How to Prevent Escapes During Fireworks
The Fourth of July represents the worst day for lost pets as dogs attempt to escape frightening sounds. And those panicked flights are dangerous. As Dr. Waite says, “Many dogs will not stop running during fireworks until they are completely exhausted, injured, or killed. Not only is escape during fireworks deadly, but being outside could make future fear responses even worse.”
This is why heading out of town on those firework-heavy holidays is one of Ryan’s biggest recommendations: “Go somewhere that you know is going to be quiet.” Of course, camping might be your only option to avoid the noise and lights as even the suburbs and country like to celebrate with fireworks.
Other prevention tips include:
- Not leaving your dog home alone! If you decide to watch the fireworks, try to arrange for a dog sitter. And make sure they’re aware of all the firework calming tips for dogs. You don’t want to come home and find you’re pup has fled!
- Keeping them inside. Even if your dog is used to being outside, they should come inside. “Panicked dogs will clear fences they wouldn’t normally try to jump,” warns Dr. Waite.
- Use a double leash, if outside. If you must take them out during the display for any reason, put them on a double leash. You might lose one leash, but you won’t drop them both.

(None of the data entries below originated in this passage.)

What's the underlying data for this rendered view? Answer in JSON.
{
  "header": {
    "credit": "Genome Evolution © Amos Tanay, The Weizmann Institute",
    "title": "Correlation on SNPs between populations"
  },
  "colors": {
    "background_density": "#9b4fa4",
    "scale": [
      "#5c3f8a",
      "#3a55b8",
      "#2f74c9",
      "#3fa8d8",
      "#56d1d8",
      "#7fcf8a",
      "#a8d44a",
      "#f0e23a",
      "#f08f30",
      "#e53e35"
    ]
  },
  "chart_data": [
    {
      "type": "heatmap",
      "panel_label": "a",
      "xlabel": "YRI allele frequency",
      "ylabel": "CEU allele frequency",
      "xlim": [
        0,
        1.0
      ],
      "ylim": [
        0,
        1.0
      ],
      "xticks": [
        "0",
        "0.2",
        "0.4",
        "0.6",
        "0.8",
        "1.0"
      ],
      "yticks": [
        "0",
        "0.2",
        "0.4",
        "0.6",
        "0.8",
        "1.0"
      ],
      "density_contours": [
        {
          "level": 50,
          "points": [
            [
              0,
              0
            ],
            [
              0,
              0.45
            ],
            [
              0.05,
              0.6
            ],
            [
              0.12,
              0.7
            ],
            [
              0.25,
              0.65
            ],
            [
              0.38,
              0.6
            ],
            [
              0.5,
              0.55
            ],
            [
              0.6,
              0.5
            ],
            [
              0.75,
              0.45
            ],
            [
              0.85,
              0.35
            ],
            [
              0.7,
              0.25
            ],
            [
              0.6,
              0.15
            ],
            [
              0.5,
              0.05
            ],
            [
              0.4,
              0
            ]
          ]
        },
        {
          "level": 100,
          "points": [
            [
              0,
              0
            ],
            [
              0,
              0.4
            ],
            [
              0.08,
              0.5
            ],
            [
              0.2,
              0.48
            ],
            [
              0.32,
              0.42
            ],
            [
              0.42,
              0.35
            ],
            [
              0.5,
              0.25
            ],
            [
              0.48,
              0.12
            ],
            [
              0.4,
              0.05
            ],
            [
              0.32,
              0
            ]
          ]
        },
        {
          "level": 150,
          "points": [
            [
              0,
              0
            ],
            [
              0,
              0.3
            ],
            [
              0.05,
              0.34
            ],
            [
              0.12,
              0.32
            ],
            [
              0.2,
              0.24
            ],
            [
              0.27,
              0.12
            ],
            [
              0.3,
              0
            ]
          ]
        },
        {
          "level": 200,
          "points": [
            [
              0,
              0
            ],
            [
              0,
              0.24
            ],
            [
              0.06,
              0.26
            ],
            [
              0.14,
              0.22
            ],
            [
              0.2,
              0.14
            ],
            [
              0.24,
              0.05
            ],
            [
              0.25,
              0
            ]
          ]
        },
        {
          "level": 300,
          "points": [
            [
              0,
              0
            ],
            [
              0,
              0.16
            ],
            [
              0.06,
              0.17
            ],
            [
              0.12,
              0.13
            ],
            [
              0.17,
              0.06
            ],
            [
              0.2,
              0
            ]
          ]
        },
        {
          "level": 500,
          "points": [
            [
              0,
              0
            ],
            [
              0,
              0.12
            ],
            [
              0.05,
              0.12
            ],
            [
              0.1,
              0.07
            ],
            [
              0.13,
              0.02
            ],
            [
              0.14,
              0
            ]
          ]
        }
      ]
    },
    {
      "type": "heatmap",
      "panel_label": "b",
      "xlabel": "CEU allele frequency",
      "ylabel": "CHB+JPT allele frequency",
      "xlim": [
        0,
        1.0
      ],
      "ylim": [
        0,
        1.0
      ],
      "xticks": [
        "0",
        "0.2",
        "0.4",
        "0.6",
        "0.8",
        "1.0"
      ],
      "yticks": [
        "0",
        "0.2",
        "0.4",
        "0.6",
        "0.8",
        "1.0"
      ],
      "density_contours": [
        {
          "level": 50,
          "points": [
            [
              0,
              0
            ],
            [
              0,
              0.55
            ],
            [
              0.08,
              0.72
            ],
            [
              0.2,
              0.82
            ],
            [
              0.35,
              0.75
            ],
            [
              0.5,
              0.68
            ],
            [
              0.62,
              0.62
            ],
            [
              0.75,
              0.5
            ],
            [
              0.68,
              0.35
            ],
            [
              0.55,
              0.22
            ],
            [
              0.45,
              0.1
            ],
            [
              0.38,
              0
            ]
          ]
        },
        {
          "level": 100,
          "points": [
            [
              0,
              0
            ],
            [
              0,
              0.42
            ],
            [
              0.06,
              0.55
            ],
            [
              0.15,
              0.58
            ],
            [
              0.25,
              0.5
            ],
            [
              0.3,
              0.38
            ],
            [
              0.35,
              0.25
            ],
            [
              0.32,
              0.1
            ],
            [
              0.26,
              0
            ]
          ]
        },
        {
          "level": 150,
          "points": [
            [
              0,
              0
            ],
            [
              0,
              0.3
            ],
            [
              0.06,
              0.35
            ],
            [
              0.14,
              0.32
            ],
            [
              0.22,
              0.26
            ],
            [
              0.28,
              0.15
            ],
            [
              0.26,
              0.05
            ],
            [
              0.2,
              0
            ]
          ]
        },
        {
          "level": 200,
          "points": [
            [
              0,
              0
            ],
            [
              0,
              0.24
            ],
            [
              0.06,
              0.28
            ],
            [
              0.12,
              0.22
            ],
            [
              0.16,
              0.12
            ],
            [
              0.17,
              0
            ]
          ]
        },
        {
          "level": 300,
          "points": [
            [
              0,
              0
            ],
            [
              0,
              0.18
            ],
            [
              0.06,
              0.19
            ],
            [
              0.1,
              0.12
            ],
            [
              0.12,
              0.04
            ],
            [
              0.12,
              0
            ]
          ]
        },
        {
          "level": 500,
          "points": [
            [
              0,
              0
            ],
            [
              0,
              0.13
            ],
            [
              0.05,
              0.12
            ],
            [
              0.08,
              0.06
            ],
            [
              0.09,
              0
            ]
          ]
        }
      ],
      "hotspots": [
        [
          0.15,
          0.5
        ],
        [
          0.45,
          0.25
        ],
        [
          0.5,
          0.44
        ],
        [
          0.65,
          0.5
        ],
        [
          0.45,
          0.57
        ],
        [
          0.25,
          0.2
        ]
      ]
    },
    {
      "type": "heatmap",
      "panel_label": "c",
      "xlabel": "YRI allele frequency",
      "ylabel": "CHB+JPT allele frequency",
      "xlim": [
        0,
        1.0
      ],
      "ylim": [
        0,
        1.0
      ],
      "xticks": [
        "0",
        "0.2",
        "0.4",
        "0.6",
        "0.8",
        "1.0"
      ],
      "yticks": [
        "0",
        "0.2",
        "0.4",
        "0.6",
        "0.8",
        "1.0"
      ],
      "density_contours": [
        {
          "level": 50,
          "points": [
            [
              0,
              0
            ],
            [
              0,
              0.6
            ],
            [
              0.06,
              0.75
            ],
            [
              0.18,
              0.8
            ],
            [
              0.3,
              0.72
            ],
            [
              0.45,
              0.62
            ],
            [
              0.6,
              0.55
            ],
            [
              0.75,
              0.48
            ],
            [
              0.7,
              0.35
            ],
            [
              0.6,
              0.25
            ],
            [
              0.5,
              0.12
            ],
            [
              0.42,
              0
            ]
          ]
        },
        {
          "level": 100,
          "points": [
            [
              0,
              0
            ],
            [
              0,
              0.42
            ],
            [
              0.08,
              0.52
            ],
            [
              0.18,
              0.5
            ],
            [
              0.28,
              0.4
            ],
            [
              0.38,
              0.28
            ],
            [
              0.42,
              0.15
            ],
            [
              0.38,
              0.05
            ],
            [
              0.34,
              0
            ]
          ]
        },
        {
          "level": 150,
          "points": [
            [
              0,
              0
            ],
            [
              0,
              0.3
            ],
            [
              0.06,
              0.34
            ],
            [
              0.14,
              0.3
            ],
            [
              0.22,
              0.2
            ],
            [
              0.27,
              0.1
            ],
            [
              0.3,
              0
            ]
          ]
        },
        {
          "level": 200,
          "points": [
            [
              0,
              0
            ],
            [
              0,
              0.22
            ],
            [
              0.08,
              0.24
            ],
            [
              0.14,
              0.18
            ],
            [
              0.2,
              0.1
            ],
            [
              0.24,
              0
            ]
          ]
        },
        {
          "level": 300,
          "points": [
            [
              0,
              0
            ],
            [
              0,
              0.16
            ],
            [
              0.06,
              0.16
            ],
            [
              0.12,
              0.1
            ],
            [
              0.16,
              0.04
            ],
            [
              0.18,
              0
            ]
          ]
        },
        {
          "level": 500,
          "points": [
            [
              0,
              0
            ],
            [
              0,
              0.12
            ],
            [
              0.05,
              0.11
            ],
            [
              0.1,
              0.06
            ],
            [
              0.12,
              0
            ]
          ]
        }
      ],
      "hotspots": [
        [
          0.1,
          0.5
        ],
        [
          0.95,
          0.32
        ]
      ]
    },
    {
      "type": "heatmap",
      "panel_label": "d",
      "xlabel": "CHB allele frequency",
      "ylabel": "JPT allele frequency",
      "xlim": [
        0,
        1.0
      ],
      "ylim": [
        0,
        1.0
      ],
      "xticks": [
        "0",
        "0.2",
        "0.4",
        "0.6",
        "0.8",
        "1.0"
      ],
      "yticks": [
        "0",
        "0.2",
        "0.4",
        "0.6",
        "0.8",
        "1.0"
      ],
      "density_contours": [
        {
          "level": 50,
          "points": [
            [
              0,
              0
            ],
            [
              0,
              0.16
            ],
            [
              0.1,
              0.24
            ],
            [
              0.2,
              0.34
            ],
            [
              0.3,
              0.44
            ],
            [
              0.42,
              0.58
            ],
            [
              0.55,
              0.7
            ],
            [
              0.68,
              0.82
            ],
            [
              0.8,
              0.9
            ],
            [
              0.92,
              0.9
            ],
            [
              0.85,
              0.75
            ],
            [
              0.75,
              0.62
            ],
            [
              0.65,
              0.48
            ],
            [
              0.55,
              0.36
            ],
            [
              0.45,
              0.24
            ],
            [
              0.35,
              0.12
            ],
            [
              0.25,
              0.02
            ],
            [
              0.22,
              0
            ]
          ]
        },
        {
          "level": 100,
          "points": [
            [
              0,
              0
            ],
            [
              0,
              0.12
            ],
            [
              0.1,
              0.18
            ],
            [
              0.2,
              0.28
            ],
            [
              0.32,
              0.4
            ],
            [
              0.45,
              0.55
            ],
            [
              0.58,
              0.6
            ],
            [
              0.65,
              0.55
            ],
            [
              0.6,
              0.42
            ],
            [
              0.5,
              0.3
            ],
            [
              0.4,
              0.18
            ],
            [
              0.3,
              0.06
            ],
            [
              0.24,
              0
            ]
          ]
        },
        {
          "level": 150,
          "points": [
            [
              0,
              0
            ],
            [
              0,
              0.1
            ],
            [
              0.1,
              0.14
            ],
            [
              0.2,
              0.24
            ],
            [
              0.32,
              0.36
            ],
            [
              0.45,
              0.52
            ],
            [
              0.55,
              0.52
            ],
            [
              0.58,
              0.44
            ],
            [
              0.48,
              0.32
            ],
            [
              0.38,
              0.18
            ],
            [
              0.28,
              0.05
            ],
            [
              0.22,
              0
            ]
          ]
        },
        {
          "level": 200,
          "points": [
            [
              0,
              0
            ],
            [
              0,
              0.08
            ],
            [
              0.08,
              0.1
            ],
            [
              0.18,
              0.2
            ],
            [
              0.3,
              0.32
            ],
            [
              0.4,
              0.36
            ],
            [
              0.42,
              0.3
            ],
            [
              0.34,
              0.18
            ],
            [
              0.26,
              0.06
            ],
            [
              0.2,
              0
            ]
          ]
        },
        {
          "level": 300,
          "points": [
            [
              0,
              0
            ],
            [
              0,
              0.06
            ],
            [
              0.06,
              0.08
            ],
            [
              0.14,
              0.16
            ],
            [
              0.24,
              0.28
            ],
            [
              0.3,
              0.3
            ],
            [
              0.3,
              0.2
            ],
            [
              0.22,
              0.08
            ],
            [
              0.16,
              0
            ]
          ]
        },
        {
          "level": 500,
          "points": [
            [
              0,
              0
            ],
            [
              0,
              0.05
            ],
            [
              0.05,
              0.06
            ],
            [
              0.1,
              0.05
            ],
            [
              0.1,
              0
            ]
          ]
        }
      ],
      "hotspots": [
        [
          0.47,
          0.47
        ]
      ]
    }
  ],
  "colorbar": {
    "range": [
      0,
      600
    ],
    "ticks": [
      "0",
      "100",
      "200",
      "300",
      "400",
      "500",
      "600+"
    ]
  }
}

- Double check your doors and windows. “Remain vigilante, especially if you choose to go out at night,” Warr says. “Be the executive of the house and ensure everyone’s safety.”
- Always ensure your dog has a registered microchip and an ID tag on their collar or harness, just in case they get away from you.
Fill in your family and friends for what to do if you let them know that your dog is missing as well. For example, your search team will need to know if your lost dog has reliable recall or needs to be approached slowly.
The Bottom Line
The best ways to calm your dog down during fireworks are to provide them with a safe space indoors with calm distractions from the noise. You can set up hiding places away from windows and doors, with white noise or music to disguise the sounds.
Cuddles, doggy massages, and reassuring words are recommended—for you and your pup. You also have the option of canine pheromones or pressure vests.
And when the noise finally settles down, you can encourage your dog to self-soothe to bring those cortisol levels down. Offer treat-filled puzzle toys. Or set up a scavenger hunt through the house to engage their nose. Encourage them to use their senses for at least 15 minutes to help them settle.
Experts strongly recommend that you speak with a veterinarian about your dog’s firework phobia as soon as you notice changes in their behavior. Because it can take months to desensitize your dog to the sounds, you should act now.
If you’re reading this in anticipation of fireworks, pet gates may also be a worthwhile investment!
And you can always keep these tips handy for those unexpected fireworks. So you and your dog remain calm, relaxed, and collected. Even if you’re hanging out in the basement or bathroom.